C’est un roman très intéressant en deux parties qui raconte l’histoire de l’Italie et de sa politique au travers d’une histoire familiale. Nous suivons les Perruzzi, famille de paysans de Ferrara (Vénétie au nord de l’Italie) , du début du XX°siècle à la fin de la seconde guerre mondiale sur 40 ans d’Italie fasciste.

Dans la première partie, on découvre la vie difficile de ces paysans, qui travaillent la terre et élèvent leurs animaux et qui vivent de métayage et privations pour le Comte Zorzi-Vila. Politiquement ils sont de tendance marxiste jusqu’au moment où un ami de la famille viendra diner chez eux avec Benito Mussolini.
Les membres de la famille Peruzzi, fascinés par sa personnalité. s’engagent à ses côtés et revêtent la chemise noire, participent à la création des Faisceaux(1919) , aux luttes syndicales, à la première guerre mondiale, à l’agitation prolétarienne Biennio Rosso(1919-1921) .
Bien sûr, les Peruzzi participent à la Marche sur Rome (1922). A dire vrai, plus par loyauté que par réelle conviction politique.

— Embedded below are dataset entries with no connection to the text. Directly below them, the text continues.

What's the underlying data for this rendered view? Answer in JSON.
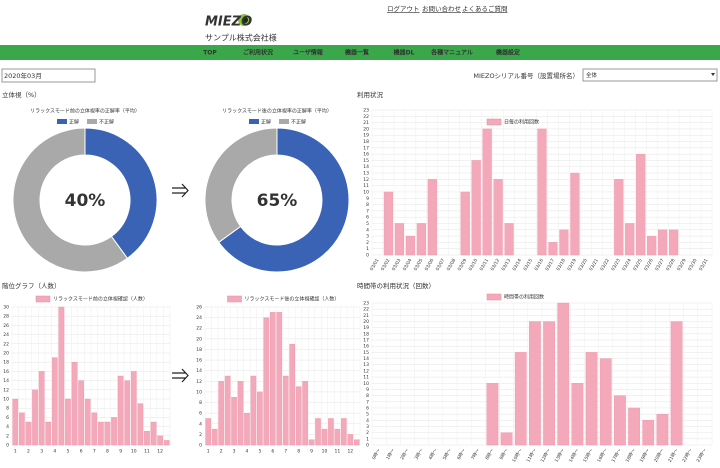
{
  "header": {
    "logo": "MIEZO",
    "company": "サンプル株式会社様",
    "links": [
      "ログアウト",
      "お問い合わせ",
      "よくあるご質問"
    ]
  },
  "nav": [
    "TOP",
    "ご利用状況",
    "ユーザ情報",
    "機器一覧",
    "機器DL",
    "各種マニュアル",
    "機器設定"
  ],
  "filters": {
    "month": "2020年03月",
    "serial_label": "MIEZOシリアル番号（設置場所名）",
    "serial_value": "全体"
  },
  "sections": [
    "立体視（%）",
    "利用状況",
    "階位グラフ（人数）",
    "時間帯の利用状況（回数）"
  ],
  "chart_data": [
    {
      "type": "doughnut",
      "title": "リラックスモード前の立体視率の正解率（平均）",
      "categories": [
        "正解",
        "不正解"
      ],
      "values": [
        40,
        60
      ],
      "colors": [
        "#3a62b5",
        "#a9a9a9"
      ],
      "center_label": "40%"
    },
    {
      "type": "doughnut",
      "title": "リラックスモード後の立体視率の正解率（平均）",
      "categories": [
        "正解",
        "不正解"
      ],
      "values": [
        65,
        35
      ],
      "colors": [
        "#3a62b5",
        "#a9a9a9"
      ],
      "center_label": "65%"
    },
    {
      "type": "bar",
      "categories": [
        "03/01",
        "03/02",
        "03/03",
        "03/04",
        "03/05",
        "03/06",
        "03/07",
        "03/08",
        "03/09",
        "03/10",
        "03/11",
        "03/12",
        "03/13",
        "03/14",
        "03/15",
        "03/16",
        "03/17",
        "03/18",
        "03/19",
        "03/20",
        "03/21",
        "03/22",
        "03/23",
        "03/24",
        "03/25",
        "03/26",
        "03/27",
        "03/28",
        "03/29",
        "03/30",
        "03/31"
      ],
      "series": [
        {
          "name": "日毎の利用回数",
          "color": "#f4a9ba",
          "values": [
            0,
            10,
            5,
            3,
            5,
            12,
            0,
            0,
            10,
            15,
            20,
            12,
            5,
            0,
            0,
            20,
            2,
            4,
            13,
            0,
            0,
            0,
            12,
            5,
            16,
            3,
            4,
            4,
            0,
            0,
            0
          ]
        }
      ],
      "ylim": [
        0,
        23
      ],
      "yticks": [
        0,
        1,
        2,
        3,
        4,
        5,
        6,
        7,
        8,
        9,
        10,
        11,
        12,
        13,
        14,
        15,
        16,
        17,
        18,
        19,
        20,
        21,
        22,
        23
      ],
      "grid": true
    },
    {
      "type": "bar",
      "categories": [
        "1",
        null,
        "2",
        null,
        "3",
        null,
        "4",
        null,
        "5",
        null,
        "6",
        null,
        "7",
        null,
        "8",
        null,
        "9",
        null,
        "10",
        null,
        "11",
        null,
        "12",
        null
      ],
      "series": [
        {
          "name": "リラックスモード前の立体視確認（人数）",
          "color": "#f4a9ba",
          "values": [
            10,
            7,
            5,
            12,
            16,
            5,
            19,
            30,
            10,
            18,
            14,
            10,
            7,
            5,
            5,
            6,
            15,
            14,
            16,
            9,
            3,
            5,
            2,
            1
          ]
        }
      ],
      "ylim": [
        0,
        30
      ],
      "yticks": [
        0,
        2,
        4,
        6,
        8,
        10,
        12,
        14,
        16,
        18,
        20,
        22,
        24,
        26,
        28,
        30
      ],
      "grid": true
    },
    {
      "type": "bar",
      "categories": [
        "1",
        null,
        "2",
        null,
        "3",
        null,
        "4",
        null,
        "5",
        null,
        "6",
        null,
        "7",
        null,
        "8",
        null,
        "9",
        null,
        "10",
        null,
        "11",
        null,
        "12",
        null
      ],
      "series": [
        {
          "name": "リラックスモード後の立体視確認（人数）",
          "color": "#f4a9ba",
          "values": [
            5,
            3,
            12,
            13,
            9,
            12,
            6,
            13,
            10,
            24,
            25,
            25,
            13,
            19,
            11,
            12,
            1,
            5,
            3,
            5,
            3,
            5,
            2,
            1
          ]
        }
      ],
      "ylim": [
        0,
        26
      ],
      "yticks": [
        0,
        2,
        4,
        6,
        8,
        10,
        12,
        14,
        16,
        18,
        20,
        22,
        24,
        26
      ],
      "grid": true
    },
    {
      "type": "bar",
      "categories": [
        "0時〜",
        "1時〜",
        "2時〜",
        "3時〜",
        "4時〜",
        "5時〜",
        "6時〜",
        "7時〜",
        "8時〜",
        "9時〜",
        "10時〜",
        "11時〜",
        "12時〜",
        "13時〜",
        "14時〜",
        "15時〜",
        "16時〜",
        "17時〜",
        "18時〜",
        "19時〜",
        "20時〜",
        "21時〜",
        "22時〜",
        "23時〜"
      ],
      "series": [
        {
          "name": "時間帯の利用回数",
          "color": "#f4a9ba",
          "values": [
            0,
            0,
            0,
            0,
            0,
            0,
            0,
            0,
            10,
            2,
            15,
            20,
            20,
            23,
            10,
            15,
            14,
            8,
            6,
            4,
            5,
            20,
            0,
            0
          ]
        }
      ],
      "ylim": [
        0,
        23
      ],
      "yticks": [
        0,
        1,
        2,
        3,
        4,
        5,
        6,
        7,
        8,
        9,
        10,
        11,
        12,
        13,
        14,
        15,
        16,
        17,
        18,
        19,
        20,
        21,
        22,
        23
      ],
      "grid": true
    }
  ]
}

On découvre aussi la famille Perruzzi, très nombreuse. Quelle famille ! Huit fllles, neuf garçons, ainsi que les maris, femmes et petits enfants, une véritable tribu dont fera partie l’auteur du livre Antonio Pennacchi en tant que petit-fils, qui s’est nourri des récits de tous ses oncles.

La grand-mère a une forte personnalité qui dirige la famille. Tous ces oncles dont parle Antonio Pennacchi seront cités au fur et à mesure du roman et des événements. L’oncle principal Pericle a aussi un fort caractère : il est courageux, sanguin mais aussi sentimental avec sa femme Armida, personnage particulier qui vit avec ses abeilles et leur parle ! (que l’on voit sur la couverture du livre).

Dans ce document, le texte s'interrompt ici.